Il y a 65 ans, à l'automne de 1948, éclatait au Québec une controverse majeure, l'affaire Bernonville. L'occultation qui entoure après tant d'années cette saga juridico-politique la classe avec éloquence dans la catégorie des mauvaises histoires, celles dont on ne parle pas et dont il ne faut pas parler, encore qu'il en existe plusieurs autres comme elle qui subissent le même sort...

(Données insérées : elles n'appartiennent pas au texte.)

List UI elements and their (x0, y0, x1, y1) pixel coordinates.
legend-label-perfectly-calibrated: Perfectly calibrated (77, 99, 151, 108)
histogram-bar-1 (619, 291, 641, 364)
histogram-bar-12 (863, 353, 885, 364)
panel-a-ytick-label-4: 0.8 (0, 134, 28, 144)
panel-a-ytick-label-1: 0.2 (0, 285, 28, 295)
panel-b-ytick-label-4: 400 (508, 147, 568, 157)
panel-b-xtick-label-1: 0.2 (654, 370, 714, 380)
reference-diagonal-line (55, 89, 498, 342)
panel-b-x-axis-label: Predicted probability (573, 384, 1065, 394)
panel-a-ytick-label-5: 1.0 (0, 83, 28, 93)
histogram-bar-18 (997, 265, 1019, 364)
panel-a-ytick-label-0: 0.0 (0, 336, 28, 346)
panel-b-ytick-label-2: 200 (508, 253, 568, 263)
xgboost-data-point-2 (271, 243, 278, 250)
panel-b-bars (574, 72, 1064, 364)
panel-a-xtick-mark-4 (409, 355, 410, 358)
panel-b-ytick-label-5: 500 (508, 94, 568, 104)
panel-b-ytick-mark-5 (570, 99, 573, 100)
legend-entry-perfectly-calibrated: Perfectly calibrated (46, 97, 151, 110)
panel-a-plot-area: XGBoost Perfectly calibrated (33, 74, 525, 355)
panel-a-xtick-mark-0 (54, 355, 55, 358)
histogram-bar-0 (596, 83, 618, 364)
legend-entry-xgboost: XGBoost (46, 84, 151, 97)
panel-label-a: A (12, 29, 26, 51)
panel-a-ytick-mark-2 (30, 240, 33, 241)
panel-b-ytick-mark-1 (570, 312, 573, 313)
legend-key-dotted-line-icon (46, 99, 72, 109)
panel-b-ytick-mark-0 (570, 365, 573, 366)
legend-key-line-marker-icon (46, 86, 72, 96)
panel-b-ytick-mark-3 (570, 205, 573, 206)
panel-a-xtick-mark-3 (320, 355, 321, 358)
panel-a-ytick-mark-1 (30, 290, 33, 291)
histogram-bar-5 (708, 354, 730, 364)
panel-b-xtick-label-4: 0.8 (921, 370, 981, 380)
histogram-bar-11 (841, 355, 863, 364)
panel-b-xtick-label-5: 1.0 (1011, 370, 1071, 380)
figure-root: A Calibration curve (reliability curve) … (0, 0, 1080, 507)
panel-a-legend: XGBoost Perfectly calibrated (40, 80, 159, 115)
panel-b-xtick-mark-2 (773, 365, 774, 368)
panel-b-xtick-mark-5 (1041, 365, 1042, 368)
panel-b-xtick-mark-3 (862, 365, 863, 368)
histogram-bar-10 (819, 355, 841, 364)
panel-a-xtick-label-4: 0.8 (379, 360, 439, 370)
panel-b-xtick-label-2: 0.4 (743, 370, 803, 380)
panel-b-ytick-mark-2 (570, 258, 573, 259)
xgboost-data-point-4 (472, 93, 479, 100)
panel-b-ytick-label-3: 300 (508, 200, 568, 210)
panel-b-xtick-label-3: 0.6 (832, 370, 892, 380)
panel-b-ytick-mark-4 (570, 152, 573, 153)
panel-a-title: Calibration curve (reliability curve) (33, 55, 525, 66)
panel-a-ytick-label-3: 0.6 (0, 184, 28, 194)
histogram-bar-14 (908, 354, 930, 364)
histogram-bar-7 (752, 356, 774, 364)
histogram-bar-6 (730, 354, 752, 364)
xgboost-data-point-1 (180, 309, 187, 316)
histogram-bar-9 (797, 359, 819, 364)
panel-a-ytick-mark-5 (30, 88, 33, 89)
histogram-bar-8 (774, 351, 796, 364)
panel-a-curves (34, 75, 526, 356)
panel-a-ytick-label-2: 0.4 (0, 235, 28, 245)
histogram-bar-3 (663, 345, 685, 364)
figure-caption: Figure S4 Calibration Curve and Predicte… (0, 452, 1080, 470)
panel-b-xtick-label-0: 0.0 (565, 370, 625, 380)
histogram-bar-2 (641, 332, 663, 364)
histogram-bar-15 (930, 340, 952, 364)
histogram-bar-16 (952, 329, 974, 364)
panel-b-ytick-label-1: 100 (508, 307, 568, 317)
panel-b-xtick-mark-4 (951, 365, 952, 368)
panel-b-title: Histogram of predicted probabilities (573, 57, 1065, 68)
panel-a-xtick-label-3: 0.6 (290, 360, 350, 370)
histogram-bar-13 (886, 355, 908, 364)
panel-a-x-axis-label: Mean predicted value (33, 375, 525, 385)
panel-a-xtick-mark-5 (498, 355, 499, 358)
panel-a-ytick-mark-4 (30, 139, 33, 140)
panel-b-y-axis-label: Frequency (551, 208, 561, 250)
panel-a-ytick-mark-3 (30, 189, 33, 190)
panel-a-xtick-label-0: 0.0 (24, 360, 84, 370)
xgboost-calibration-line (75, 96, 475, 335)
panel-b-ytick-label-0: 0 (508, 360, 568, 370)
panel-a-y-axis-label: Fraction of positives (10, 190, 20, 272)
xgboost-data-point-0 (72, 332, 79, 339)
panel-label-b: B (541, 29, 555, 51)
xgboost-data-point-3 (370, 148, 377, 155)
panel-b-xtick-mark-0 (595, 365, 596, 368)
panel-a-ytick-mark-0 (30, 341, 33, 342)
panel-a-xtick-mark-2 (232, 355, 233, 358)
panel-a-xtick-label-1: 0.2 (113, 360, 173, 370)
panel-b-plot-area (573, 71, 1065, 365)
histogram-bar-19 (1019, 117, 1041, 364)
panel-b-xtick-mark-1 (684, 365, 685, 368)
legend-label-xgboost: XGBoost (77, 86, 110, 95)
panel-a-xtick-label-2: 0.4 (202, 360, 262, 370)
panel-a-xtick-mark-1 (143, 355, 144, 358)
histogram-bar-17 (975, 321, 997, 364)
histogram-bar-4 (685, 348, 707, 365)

Chargé d'affaires aux questions juives, puis tortionnaire et chasseur de résistants, le chef milicien Jacques de Bernonville travaille main dans la main avec la Gestapo et Klaus Barbie, dit le « boucher de Lyon », pendant l'Occupation de la France. Il est payé par les nazis pour le faire et reçoit régulièrement sa solde de la Waffen SS. Mais au moment de la Libération, le bourreau nazifié doit se terrer, pourchassé qu'il est par ceux, entre autres, qu'il avait auparavant traqués et suppliciés. Grâce à des complicités au sein du clergé catholique, l'ex-chef de la deuxième unité de la Franc-Garde se cache dans différents monastères et parvient à fuir au Québec en novembre 1946 sous un nom d'emprunt. L'homme débarque ici, ô pertinente idée, déguisé en prêtre.

Deux ans plus tard, il se voit toutefois montrer la porte. Jacques Benoit, alias Jacques de Bernonville a été identifié par un ancien résistant et il est menacé d'expulsion. C'est dans ce contexte qu'il reçoit le soutien actif de plusieurs notables du Québec, lesquels s'affichent toujours comme sympathiques au maréchal Philippe Pétain, l'ancien chef du gouvernement de Vichy qui est maintenant interné depuis la fin de son procès à l'île d'Yeu.

Les mandarins se mobilisent pour empêcher le gouvernement fédéral de renvoyer leur héros en France pour qu'il y soit jugé. Et puis rapidement, ils métamorphosent leur homme en cheval de bataille. Bernonville incarne désormais pour eux la cause de l'immigration française au pays, et c'est à la hussarde que dignitaires et faiseurs d'opinions enfourchent la nouvelle monture.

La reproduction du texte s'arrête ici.